I stood up. Petra reached for me and I drew back. No psychic impressions had hit me when I’d helped Petra up, but I didn’t want to push my luck.
“Please,” she said. “It could be my aunt who’s unhappy. You said she was in danger. You have to keep looking for her.”
She reached into her purse again. This time she did pull out an envelope and offered it to me. When I didn’t take it, she laid it on the table.
“I’ll try, but honestly, I think you should call the police again, tell them about the box. Or at least try a detective agency, one with more resources than I can marshal.”
Petra stood up, making us eye-to-eye. There was something about her posture that moved me, something desperate and yet determined.
“What’s your aunt’s last name,” I said, knowing I was getting into territory I really didn’t want travel through.
“Dinsmore,” Petra said. “Michelle Dinsmore.”
“I’ll try,” I said again. “I’ll call you if I turn up anything.”
Petra nodded and looked at me a long moment. Then she turned and walked away without a “Thank you” or any words at all.
I watched her go to her car, a newish white Dodge Camero. Sometimes you can tell a lot about someone by the car they drive, sometimes not so much. This was a ‘not so much.’
I picked up the envelope from the table and stowed it in my purse without opening it. Frankly, Petra confused me. Her concern for her aunt was genuine, her desire to find Mich fierce, but there was something else going on too—something I couldn’t get hold of.
I could have done a read on her, checked her out psychically, but I’d taken her money which made Petra a client. One thing that had been drummed into my head at Danyon and Peet was that we didn’t invade a client’s privacy unless absolutely necessary. We took them at face value and believed what they told us until there was good reason not to.
I wanted to talk to Dee about Petra and Aunt Mitch. Maybe I could turn the case over to Danyon and Peet but remain Petra’s contact. She’d never know the difference, but I could get some expert help. Sounded like a plan to me, but maybe there were ethical issues or something that would stop D&P from taking on the job. There was only one way to find out.
4
&nbs
p; The text read simply: Are you in?
“Crap,” I muttered under my breath. I had a game tonight and I’d totally forgotten about it with Petra and Aunt Mich on my mind.
IN! I texted back.
I may not be the most sociable person in California, but I did love my hockey. Point me toward a rink and I’d happily lace up my skates and jump on with friends and strangers alike. I’d have to call Dee after I got home from my game, talk to him about D&P taking on Petra as a client. I packed my hockey bag with my skates and gear, threw in a cold bottle of water, and drove to the rink.

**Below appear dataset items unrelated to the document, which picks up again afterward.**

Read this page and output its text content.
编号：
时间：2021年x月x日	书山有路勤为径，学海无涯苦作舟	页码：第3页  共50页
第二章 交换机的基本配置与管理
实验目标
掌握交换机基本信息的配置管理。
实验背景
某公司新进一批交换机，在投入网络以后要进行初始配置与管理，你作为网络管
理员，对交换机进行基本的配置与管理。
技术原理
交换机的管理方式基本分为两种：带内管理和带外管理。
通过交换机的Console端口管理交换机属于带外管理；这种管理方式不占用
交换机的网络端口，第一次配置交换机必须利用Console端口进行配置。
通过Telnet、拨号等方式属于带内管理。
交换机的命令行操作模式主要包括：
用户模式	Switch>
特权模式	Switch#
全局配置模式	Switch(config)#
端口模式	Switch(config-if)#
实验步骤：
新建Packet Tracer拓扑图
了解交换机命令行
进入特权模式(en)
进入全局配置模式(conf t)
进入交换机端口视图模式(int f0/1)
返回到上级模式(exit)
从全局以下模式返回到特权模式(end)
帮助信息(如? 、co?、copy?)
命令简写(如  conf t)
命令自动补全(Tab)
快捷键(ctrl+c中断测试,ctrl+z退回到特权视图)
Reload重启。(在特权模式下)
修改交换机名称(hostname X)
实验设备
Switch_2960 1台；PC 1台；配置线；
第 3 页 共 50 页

Three of my teammates were already in the locker room and getting their gear on when I arrived. There were greetings all around and then the three resumed the conversation they’d been having when I walked in. I’m plenty chatty after a game but never before. My teammates know my silence as I changed out of street clothes and into hockey gear was personal to me and nothing about them, so no one took offense or tried to get me to talk. I liked quiet time before a game to enjoy the almost meditative processes of dressing. Whatever else was going on in my life got left at the door, forgotten—or at least set aside—for the time I was at the rink.

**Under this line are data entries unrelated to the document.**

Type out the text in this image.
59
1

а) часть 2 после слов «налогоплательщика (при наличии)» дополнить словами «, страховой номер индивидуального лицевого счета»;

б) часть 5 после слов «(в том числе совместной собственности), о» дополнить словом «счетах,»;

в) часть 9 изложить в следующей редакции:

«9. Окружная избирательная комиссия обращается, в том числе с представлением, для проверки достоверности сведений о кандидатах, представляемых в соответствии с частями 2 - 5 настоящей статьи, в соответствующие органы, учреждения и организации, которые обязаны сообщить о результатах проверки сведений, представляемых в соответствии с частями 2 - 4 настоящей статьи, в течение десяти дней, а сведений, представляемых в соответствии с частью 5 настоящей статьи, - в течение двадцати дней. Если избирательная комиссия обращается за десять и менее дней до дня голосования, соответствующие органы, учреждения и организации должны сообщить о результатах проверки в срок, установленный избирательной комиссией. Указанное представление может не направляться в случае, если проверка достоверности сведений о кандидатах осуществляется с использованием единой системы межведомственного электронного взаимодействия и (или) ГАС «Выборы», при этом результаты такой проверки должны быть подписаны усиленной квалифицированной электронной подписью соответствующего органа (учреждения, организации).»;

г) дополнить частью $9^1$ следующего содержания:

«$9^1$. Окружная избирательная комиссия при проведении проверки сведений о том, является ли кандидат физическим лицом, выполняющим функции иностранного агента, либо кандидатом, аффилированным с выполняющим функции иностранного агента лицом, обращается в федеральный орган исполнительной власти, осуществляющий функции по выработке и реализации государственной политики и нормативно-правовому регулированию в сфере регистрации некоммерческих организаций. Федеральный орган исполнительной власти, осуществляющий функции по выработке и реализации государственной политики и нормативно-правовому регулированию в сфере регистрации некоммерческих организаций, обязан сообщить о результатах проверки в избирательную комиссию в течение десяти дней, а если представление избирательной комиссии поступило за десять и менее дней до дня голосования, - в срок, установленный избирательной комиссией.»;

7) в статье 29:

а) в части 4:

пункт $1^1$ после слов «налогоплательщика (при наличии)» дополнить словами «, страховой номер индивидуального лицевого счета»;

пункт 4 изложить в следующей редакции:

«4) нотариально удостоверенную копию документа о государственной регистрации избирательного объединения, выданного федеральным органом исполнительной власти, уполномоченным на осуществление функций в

When I’d finished dressing and looked up my entire team was in the locker room and ready to go. The game before ours finished and we filed out and onto the ice for warm up.

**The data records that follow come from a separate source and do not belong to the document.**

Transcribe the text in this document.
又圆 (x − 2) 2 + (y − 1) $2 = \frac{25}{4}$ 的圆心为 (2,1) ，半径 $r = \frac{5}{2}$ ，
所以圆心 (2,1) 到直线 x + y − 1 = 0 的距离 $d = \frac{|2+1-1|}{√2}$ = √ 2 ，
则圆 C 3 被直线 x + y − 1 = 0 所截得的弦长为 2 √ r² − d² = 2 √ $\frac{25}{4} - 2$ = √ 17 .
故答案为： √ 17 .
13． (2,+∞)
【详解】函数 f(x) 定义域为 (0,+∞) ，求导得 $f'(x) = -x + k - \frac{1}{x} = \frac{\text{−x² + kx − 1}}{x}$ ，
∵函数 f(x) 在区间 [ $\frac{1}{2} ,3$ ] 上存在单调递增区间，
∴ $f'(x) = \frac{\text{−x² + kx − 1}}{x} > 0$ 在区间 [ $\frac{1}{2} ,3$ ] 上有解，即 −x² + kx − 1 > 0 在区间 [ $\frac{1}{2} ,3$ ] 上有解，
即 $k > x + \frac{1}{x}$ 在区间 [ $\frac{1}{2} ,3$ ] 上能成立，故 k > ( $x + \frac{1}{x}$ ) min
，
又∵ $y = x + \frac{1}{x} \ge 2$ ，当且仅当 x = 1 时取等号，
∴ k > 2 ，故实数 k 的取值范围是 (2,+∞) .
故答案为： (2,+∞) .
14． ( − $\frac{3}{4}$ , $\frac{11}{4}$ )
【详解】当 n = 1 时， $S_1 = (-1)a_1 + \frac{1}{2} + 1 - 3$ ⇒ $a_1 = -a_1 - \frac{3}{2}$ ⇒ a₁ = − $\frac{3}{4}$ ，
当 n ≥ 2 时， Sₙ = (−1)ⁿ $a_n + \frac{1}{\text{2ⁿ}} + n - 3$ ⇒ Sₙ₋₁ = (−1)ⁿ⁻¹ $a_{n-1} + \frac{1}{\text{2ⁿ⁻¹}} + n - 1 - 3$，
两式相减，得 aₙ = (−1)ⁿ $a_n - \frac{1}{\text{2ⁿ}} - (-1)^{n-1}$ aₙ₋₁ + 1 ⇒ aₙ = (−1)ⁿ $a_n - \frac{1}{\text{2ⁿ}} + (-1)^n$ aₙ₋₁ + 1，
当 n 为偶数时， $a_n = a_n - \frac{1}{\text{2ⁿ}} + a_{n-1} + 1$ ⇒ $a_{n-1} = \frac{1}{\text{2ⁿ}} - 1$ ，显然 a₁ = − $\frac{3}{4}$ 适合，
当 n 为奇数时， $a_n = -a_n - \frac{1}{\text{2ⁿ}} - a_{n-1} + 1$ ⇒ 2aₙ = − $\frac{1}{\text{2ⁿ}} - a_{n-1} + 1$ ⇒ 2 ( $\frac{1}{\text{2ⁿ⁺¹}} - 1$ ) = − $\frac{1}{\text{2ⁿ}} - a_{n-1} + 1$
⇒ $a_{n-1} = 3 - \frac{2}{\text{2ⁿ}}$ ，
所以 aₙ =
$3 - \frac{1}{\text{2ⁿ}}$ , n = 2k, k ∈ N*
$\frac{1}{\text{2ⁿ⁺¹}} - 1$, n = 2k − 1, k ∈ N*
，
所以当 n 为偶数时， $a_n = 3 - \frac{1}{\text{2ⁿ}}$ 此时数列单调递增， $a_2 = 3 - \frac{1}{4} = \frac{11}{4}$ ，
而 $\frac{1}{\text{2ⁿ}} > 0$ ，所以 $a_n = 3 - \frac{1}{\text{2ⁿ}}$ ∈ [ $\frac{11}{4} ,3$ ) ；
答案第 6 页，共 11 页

I stepped out of the bench area—where players sit during the game when it isn’t their turn to play—and onto the ice. I bent my knees and pushed off with my right foot and then my left. The kish-kish of the metal skate blade cutting through the thin, uppermost crust of the ice was one of the world’s great sounds as far as I was concerned. My stick felt good in my hand—the perfect length and balance for me, almost a part of my body. I snagged a puck lying on the ice with the curved blade of my stick and skated toward the net, rotating my wrists to make little corrections with the stick to keep the puck from sliding away down the ice.